LA TENTACIÓN VIVE ABAJOQuien crea que sólo del nicho hacia fuera residen el éxito profesional, el amor loco, la satisfacción de la carne, el orgullo del linaje, la felicidad desmedida, la tristeza inconsolable, la honradez insobornable, la castidad que purifica, la salacidad que condena, el triunfo de nuestros colores, las suegras, las visitas de cumplido a casa del cuñado, Halle Berry, la peste bubónica y los apartamentos en Oropesa se equivoca de medio a medio. Sostener que esta sarta de dichas e infortunios se detiene ante la frontera de la muerte es cosa de ateos y descreídos. Un japonés anónimo ha tenido la clarividencia de advertir esta verdad y, para reafirmar su convicción de que hay algo más allá, ha decidido comprarse la tumba vecina a la de Marilyn Monroe. En el caso que nos ocupa, puede decirse que la tentación vive abajo.
Lo que a ojos de gente iletrada puede reputarse de extravagancia es, para quien ha reunido los suficientes conocimientos acerca de la escatología y las religiones, un acto congruente con la naturaleza del hombre. El comportamiento de nuestro amigo nipón en nada difiere del de Tutankamón, quien, en un alarde de inteligencia, dejó a sus súbditos precisas instrucciones acerca de las vituallas y enseres que habían de depositarse en su tumba. El faraón preveía un viaje largo, por lo que no olvidó proveerse de un lujoso mobiliario, carros ligeros, suntuosas estatuas, vasijas de alabastro y, por si la gusa acuciase, de generosas raciones de carne de buey, cebada, almendras, dátiles y jarras de vino. El egipcio creía en una vida más allá de la presente y pensó que no era bueno enfrentarse a ella con una mano delante y otra detrás.
El japonés, como el faraón, también anda persuadido de que la muerte no es sino una suerte de excursión que resulta necesario amenizar con algún divertimento. Y, en eso habrá de concedérsele la razón, pasar toda una eternidad tumbado encima de la Monroe es, de entre todos los esparcimientos posibles, uno de los mejores.
Si, como convienen la mayoría de los credos religiosos, la muerte no es sino el inicio de un largo y placentero viaje al final del cual nos aguarda la felicidad suprema, habrá que considerar si no sería conveniente emular a este previsor hijo del País del Sol Naciente. Como nadie discute, uno de estos días una enfermedad cruel e incurable, o un competidor envidioso y ducho en el uso de venenos de fulminantes efectos, o un piano desprendido de un andamio, o la atragantá de un portero de discoteca nos facturarán para el otro barrio.

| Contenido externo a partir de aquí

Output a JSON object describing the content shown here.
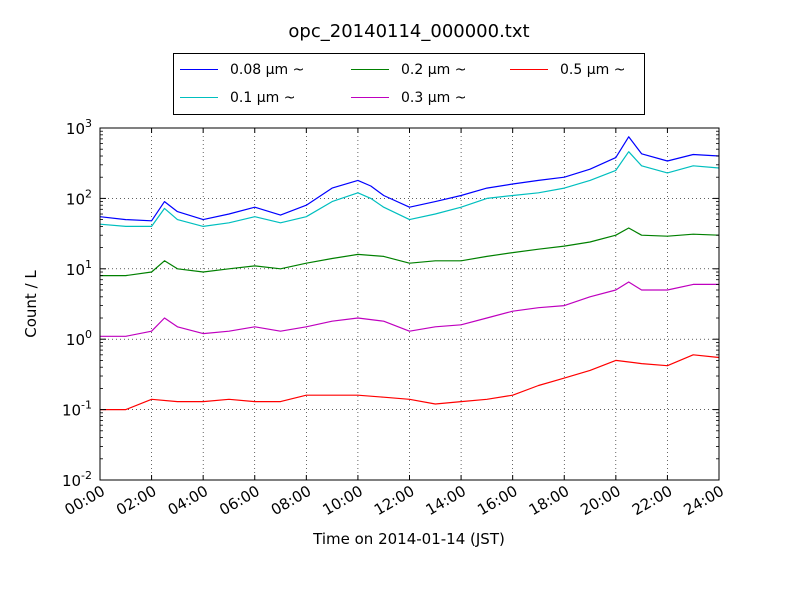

Y si esto es así, y me temo que será así, ¿cómo no preguntarse por la condición social, estatus profesional, ingresos anuales, hipotecas en vigor, número de descendientes, filiación política, hobbies, educación y perímetro torácico de aquéllos a quienes la fortuna convertirá en nuestros compañeros de periplo? ¿Seremos capaces de esperar el momento funesto sin sentirnos soliviantados ante la posibilidad de que los nichos fronteros al nuestro sean ocupados por, pongamos algunos casos, un asesino de incautas ancianas, un descuartizador de rubicundas adolescentes, un estrangulador de lánguidas prostitutas o un pregonero de las fiestas locales? ¿De veras que no nos perturba la idea de caminar hacia la eternidad entre tan indeseable vecindad?

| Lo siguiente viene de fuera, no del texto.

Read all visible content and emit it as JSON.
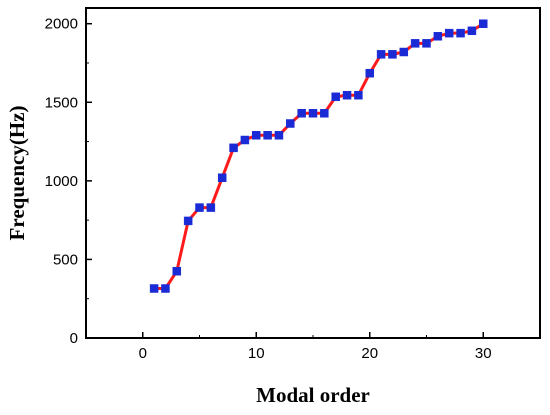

Hagamos como el japonés y, previsores, reservemos un nicho en la crujía donde descanse lo más granado del camposanto: arquitectos galardonados, financieros afamados, modelos de pecho abundoso, patricios distinguidos con el Especial de Pura Cepa… La reputación póstuma ha recibido el desdén de este mundo materialista abandonado al hedonismo. Ya nada importa la identidad, ni el currículo, ni la catadura moral de aquéllos que serán enterrados junto a nosotros. Lo mismo da una madre Teresa de Calculta que un Bernard Madoff. Dan ganas de no morirse.